BACKGROUND: Malaria is a major public health problem representing 2.3% of the overall global disease burden. The cost of treatment of malaria continues to rise as older drugs and insecticides become less effective and are replaced by more effective, but also more expensive products. METHODS: A post-hoc pharmacoeconomic analysis (direct and indirect costs only) of three antimalarials, chloroquine, mefloquine and co-artemether, was carried out to address the problem of switch to a more expensive first-line antimalarial in the face of growing chloroquine resistance. RESULTS: From the perspective of a large public hospital, it was seen that in an area of high grade chloroquine resistance, the total expenditure on patients who fail chloroquine would exceed the excess expenditure on mefloquine when the RII + RIII resistance exceeded 9%. CONCLUSIONS: Switch to a more expensive drug like mefloquine as a first-line option would be cost-effective when the moderate-severe chloroquine resistance exceeded 9%.

Therapeutic efficacy of chloroquine or amodiaquine in combination with sulfadoxine-pyrimethamine for uncomplicated falciparum malaria in Papua New Guinea.

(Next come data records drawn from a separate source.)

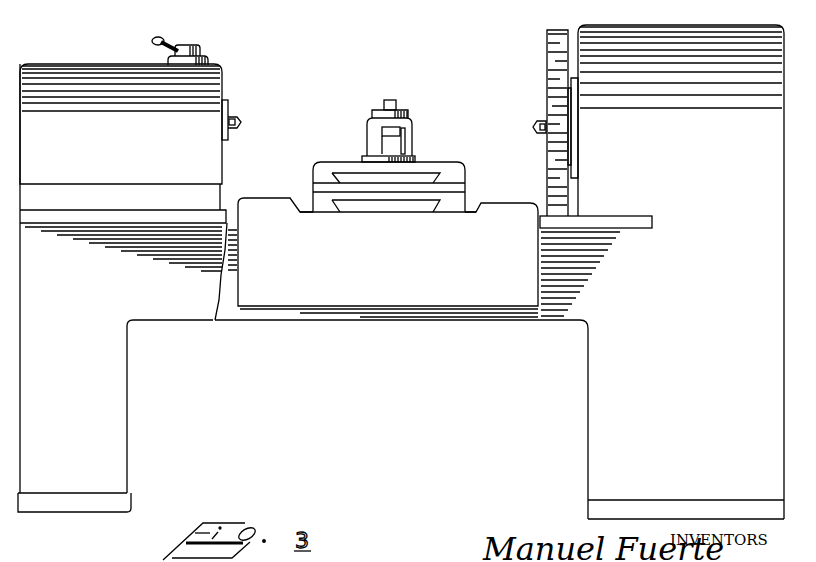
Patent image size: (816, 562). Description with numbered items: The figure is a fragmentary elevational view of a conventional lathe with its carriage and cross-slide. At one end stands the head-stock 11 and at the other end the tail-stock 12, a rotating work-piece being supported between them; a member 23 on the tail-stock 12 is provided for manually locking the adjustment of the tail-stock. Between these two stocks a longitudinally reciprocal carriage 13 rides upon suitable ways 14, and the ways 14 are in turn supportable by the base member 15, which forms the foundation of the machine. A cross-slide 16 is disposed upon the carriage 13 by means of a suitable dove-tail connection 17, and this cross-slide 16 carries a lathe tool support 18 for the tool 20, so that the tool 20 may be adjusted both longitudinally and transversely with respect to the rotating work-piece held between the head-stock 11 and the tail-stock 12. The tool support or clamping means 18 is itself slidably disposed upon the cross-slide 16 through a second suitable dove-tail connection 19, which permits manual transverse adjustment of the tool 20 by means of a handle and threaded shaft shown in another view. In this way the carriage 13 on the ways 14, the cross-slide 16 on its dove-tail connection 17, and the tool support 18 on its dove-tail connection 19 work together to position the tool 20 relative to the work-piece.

The head-stock 11 is at (533, 123).
The tail-stock 12 is at (242, 121).
The carriage 13 is at (476, 297).
The ways 14 is at (617, 222).
The base member 15 is at (606, 457).
The cross-slide 16 is at (457, 203).
The dove-tail connection 17 is at (437, 204).
The tool support 18 is at (414, 130).
The dove-tail connection 19 is at (343, 163).
The tool 20 is at (390, 142).
The locking member 23 is at (167, 38).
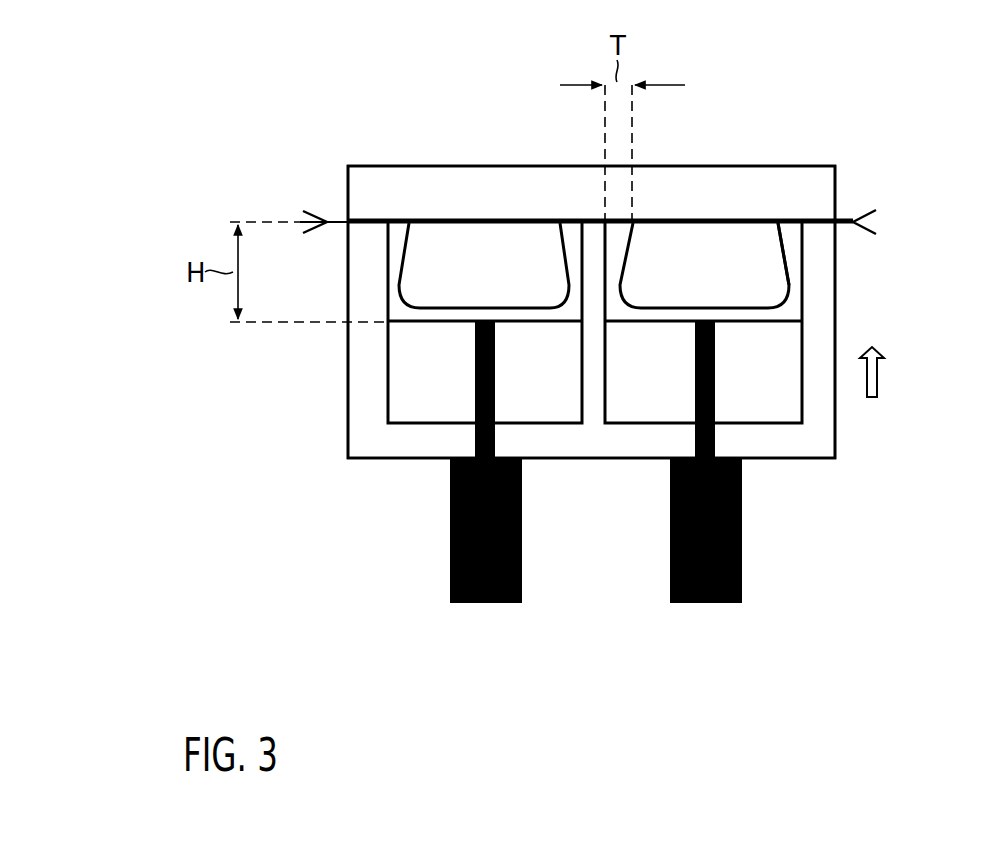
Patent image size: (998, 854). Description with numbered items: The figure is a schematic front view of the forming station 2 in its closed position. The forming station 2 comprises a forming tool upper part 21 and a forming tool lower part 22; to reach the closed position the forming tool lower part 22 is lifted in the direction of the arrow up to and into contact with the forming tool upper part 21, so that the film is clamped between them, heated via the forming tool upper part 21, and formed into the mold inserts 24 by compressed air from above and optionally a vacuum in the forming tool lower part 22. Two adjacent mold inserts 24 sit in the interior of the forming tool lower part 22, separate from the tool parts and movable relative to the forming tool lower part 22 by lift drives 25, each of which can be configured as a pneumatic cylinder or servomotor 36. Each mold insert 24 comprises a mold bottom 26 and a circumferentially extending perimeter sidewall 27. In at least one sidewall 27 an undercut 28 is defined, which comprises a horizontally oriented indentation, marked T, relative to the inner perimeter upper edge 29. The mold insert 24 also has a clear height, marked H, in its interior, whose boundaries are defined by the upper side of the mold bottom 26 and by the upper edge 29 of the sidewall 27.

Resistance of Plasmodium falciparum to chloroquine is widespread in Papua New Guinea. At a meeting in Port Moresby in October 1997, it was decided to explore a possible change of the current first-line treatment of uncomplicated malaria with chloroquine alone (amodiaquine for children under five years) to chloroquine or amodiaquine in combination with sulfadoxine-pyrimethamine (S-P). To assess the therapeutic efficacy of the new drug combination in Papua New Guinea, a study was carried out in 1998-1999 at five hospital outpatient departments. From the 513 patients enrolled for the study, 95 defaulted from follow-up. Of the remaining 418, 399 (95.5%) had an adequate clinical response (ACR). Out of the 19 patients who did not have an ACR, 3 (0.7% of the total) developed severe signs in the first 24 hours and were treated in hospital; they were regarded as early treatment failures. The remaining 16 did not complete the study on the basis of various exclusion criteria but were not excluded from the analysis. From these results it was concluded that the combination was effective and a decision was taken in May 2000 to introduce the two-drug combination regimens as the standard first-line treatment of uncomplicated malaria, including falciparum malaria, in Papua New Guinea.